日本大百科全書(ニッポニカ) 「シュトルーベ」の意味・わかりやすい解説
シュトルーベ(Otto Struve)
しゅとるーべ
Otto Struve
(1897―1963)
ロシア(現、ウクライナ)生まれのアメリカの天文学者。フリードリヒの曽孫(そうそん)で、カルコフに生まれる。同地の大学で天文学を修めたが、途中第一次世界大戦に従軍。ロシア革命後トルコに亡命し、1921年叔母の紹介でヤーキス天文台のフロストEdwin Brant Frost(1866―1935)に招かれ、恒星の分光学的研究に着手、1923年シカゴ大学で学位を得、1927年アメリカ市民となり、1930年準教授、1932年ヤーキス天文台長、1939年マクドナルド天文台を完成、1959~1962年国立電波天文台長。その研究成果は広範で、連星・特異星・早期型星・変光星・星間物質などについて理論、観測両面の活躍をしている。また惑星および恒星の進化論にも貢献した。国際天文学連合の会長、王立天文協会金賞の栄誉を受けた。
[島村福太郎 2019年1月21日]
シュトルーベ(Friedrich Georg Wilhelm von Struve)
しゅとるーべ
Friedrich Georg Wilhelm von Struve
(1793―1864)
ドイツ生まれのロシアの天文学者。ハンブルク近くのアルトナに生まれる。ドルパト(タルトゥ)在住の兄のもとに移住、同地の大学で言語学を修め、転じて1813年天文学の学位を得、教授に就任。1817年同地天文台長。1838年ロシア皇帝の招請でプルコボ天文台の建設に努力し、1839年完成とともに台長に任命され、死の2年前まで観測に精進した。

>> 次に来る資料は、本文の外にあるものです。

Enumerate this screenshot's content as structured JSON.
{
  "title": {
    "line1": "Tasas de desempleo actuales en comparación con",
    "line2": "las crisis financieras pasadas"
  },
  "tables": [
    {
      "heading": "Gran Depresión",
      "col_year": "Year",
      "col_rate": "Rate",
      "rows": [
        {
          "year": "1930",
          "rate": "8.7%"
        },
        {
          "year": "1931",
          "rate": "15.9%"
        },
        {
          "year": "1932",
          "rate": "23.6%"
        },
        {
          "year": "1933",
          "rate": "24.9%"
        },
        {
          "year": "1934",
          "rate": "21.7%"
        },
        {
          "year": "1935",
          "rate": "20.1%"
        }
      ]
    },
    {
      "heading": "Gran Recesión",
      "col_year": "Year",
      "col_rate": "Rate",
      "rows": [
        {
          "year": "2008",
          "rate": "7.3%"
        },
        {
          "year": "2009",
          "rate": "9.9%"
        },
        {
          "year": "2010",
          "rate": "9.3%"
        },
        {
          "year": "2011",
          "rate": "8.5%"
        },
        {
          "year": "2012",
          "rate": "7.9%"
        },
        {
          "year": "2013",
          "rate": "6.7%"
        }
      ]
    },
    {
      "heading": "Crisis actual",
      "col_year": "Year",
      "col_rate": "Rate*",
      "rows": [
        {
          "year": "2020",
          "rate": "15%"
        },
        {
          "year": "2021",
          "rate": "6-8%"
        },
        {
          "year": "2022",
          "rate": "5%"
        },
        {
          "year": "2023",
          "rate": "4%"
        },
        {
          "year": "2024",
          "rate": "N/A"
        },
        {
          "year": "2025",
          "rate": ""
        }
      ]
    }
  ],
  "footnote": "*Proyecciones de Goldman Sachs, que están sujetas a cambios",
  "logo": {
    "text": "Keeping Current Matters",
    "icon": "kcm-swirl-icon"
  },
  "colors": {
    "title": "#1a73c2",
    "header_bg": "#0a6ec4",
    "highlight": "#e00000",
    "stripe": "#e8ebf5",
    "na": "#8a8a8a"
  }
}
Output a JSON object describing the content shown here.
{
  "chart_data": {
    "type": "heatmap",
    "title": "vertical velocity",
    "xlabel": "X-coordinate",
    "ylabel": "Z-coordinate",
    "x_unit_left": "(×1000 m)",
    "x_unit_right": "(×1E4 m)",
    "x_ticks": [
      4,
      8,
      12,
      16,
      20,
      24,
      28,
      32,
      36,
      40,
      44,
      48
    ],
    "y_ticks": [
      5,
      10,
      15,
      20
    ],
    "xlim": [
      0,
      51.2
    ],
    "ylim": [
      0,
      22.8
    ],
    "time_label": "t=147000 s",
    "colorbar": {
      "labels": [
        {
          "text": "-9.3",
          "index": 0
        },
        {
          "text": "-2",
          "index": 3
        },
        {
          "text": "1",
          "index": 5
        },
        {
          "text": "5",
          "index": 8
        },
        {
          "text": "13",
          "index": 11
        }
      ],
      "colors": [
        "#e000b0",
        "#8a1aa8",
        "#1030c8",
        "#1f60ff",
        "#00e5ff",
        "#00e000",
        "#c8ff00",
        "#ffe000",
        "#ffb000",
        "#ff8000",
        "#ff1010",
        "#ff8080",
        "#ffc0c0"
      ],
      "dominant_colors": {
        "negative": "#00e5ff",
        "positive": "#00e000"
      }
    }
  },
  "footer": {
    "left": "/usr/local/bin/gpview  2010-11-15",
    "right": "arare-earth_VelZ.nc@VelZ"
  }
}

終生の業績は、精密測微計を駆使して二重星の継続観測に従事し、1822年および1827年の再度にわたり『二重星目録』を公刊、収録個数は3112対に及び、これらは分離角によって類別されている。加えて518組の多重星を発見した。1839年同器を用いてベガ(織女星)の年周視差0.264秒角を検出した。また1816~1850年父子2代にわたりノルウェーからドニエプル河口までの子午線測量事業に献身した。子孫4世にわたる天文学一門の宗祖である。